Some people could look at a mud puddle and see an ocean with ships.
When God had made The Man, he made him out of stuff that sung all the time and glittered all over. Some angels got jealous and chopped him into millions of pieces, but still he glittered and hummed. So they beat him down to nothing but sparks but each little spark had a shine and a song. So they covered each one over with mud. And the lonesomeness in the sparks make them hunt for one another.
Bitterness is the coward's revenge on the world for having been hurt.
She had waited all her life for something, and it had killed her when it found her.
Two things everybody's got tuh do fuh theyselves. They got tuh go tuh God, and they got tuh find out about livin' fuh theyselves.
There is a basin in the mind where words float around on thought and thought on sound and sight. Then there is a depth of thought untouched by words, and deeper still a gulf of formless feelings untouched by thought.

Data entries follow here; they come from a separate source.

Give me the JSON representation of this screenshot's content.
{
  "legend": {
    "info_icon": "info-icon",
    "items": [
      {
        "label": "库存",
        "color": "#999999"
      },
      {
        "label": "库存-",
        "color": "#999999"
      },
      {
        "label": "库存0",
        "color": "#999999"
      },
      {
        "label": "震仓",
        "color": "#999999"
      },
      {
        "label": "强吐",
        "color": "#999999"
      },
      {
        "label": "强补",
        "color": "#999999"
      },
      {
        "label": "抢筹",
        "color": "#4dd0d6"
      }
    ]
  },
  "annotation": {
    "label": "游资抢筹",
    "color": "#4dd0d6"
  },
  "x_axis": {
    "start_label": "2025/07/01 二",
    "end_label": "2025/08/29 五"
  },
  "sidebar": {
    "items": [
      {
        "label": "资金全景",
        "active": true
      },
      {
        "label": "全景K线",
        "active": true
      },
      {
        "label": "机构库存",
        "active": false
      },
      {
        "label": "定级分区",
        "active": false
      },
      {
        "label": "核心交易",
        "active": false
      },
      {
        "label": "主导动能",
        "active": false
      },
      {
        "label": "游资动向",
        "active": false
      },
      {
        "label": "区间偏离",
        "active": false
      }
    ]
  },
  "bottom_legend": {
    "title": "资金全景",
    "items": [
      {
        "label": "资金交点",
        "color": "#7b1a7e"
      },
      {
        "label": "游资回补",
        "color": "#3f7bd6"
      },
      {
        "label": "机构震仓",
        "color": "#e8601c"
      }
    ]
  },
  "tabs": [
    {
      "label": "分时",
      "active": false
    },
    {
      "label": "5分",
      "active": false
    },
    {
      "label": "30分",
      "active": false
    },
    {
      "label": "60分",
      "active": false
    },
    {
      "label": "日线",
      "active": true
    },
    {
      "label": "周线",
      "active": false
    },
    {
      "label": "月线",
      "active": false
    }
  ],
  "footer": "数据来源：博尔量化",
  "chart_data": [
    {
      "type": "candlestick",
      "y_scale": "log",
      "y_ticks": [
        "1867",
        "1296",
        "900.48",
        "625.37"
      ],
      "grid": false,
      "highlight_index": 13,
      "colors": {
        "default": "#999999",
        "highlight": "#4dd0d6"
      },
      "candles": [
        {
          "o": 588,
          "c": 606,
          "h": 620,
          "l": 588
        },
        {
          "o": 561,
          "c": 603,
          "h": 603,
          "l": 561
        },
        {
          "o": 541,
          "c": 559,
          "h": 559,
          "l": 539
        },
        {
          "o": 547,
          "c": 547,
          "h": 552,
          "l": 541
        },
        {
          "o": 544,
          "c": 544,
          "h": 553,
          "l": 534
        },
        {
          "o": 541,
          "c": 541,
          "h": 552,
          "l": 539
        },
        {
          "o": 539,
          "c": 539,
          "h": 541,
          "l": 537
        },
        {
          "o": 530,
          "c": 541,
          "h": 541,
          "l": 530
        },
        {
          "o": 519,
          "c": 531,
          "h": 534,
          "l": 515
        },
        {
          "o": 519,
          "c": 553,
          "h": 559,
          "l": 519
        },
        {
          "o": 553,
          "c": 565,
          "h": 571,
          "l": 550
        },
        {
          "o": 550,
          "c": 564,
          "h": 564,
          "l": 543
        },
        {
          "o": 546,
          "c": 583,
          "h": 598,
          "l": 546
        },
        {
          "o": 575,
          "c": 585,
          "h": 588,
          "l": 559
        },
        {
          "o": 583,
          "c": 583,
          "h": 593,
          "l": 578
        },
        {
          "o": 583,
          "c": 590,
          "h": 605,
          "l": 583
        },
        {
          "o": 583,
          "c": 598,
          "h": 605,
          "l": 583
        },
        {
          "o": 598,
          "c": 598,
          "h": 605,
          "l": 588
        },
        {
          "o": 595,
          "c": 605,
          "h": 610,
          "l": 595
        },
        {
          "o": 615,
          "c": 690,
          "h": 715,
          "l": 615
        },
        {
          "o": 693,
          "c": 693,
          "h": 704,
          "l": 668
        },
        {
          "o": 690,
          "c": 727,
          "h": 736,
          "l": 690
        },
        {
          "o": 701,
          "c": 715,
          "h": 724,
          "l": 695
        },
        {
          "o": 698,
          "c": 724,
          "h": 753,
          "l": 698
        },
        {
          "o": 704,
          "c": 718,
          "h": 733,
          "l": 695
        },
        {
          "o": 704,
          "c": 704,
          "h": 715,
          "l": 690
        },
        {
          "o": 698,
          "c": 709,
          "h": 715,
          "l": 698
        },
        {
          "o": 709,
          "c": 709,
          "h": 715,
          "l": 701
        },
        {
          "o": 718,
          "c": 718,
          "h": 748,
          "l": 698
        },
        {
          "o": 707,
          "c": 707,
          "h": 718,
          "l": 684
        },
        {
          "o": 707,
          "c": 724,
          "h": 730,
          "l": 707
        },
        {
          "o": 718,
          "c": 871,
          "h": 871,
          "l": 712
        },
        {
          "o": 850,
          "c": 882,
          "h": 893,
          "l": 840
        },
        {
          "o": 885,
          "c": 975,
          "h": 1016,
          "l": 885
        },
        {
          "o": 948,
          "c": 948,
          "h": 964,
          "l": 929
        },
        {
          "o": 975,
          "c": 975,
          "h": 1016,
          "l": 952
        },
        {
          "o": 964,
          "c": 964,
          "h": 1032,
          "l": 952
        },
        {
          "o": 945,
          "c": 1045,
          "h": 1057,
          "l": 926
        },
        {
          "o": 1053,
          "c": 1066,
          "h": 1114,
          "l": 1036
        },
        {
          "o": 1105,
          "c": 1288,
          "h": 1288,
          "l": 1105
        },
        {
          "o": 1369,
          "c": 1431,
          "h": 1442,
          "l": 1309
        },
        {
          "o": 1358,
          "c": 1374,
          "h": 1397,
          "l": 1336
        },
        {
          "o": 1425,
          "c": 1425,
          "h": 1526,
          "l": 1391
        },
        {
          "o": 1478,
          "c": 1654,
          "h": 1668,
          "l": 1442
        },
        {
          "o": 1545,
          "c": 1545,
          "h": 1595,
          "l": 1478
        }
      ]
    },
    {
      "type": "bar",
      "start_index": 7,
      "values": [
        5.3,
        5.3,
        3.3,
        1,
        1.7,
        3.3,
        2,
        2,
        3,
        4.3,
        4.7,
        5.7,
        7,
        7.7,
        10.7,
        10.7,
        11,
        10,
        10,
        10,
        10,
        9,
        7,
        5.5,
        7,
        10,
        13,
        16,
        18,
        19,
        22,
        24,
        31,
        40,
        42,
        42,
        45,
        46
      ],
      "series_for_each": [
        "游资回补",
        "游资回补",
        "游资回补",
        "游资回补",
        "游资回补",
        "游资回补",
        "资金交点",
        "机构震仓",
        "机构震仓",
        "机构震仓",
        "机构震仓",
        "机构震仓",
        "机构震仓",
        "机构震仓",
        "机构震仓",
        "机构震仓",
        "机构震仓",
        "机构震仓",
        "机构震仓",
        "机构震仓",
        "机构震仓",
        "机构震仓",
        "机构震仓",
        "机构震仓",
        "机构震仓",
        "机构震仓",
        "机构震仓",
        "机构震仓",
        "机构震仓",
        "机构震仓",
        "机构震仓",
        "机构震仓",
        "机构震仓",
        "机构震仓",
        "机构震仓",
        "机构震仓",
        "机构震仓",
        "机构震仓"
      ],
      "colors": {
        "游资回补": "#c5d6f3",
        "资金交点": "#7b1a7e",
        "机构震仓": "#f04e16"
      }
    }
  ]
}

It is so easy to be hopeful in the daytime when you can see the things you wish on. But it was night, it stayed night. Night was striding across nothingness with the whole round world in his hands . . . They sat in company with the others in other shanties, their eyes straining against cruel walls and their souls asking if He meant to measure their puny might against His. They seemed to be staring at the dark, but their eyes were watching God.
No hour is ever eternity, but it has its right to weep.
A thing is mighty big when time and distance cannot shrink it.
Then you must tell 'em dat love ain't somethin' lak uh grindstone dat's de same thing everywhere and do de same thing tuh everything it touch. Love is lak de sea. It's uh movin' thing, but still and all, it takes its shape from de shore it meets, and it's different with every shore.
I made up my mind to keep my feelings to myself since they did not seem to matter to anyone else but me.
I have the nerve to walk my own way, however hard, in my search for reality, rather than climb upon the rattling wagon of wishful illusions.
She had an inside and an outside now and suddenly she knew how not to mix them.
All gods who receive homage are cruel. All gods dispense suffering without reason. Otherwise they would not be worshipped. Through indiscriminate suffering men know fear and fear is the most divine emotion. It is the stones for altars and the beginning of wisdom. Half gods are worshipped in wine and flowers. Real gods require blood.
She stood there until something fell off the shelf inside her.
So she sat on the porch and watched the moon rise. Soon its amber fluid was drenching the earth, and quenching the thirst of the day.
She didn't read books so she didn't know that she was the world and the heavens boiled down to a drop.
I am not tragically colored. There is no great sorrow dammed up in my soul, nor lurking behind my eyes. I do not mind at all. I do not belong to the sobbing school of Negrohood who hold that nature somehow has given them a lowdown dirty deal and whose feelings are all hurt about it. Even in the helter-skelter skirmish that is my life, I have seen that the world is to the strong regardless of a little pigmentation more or less. No, I do not weep at the world—I am too busy sharpening my oyster knife.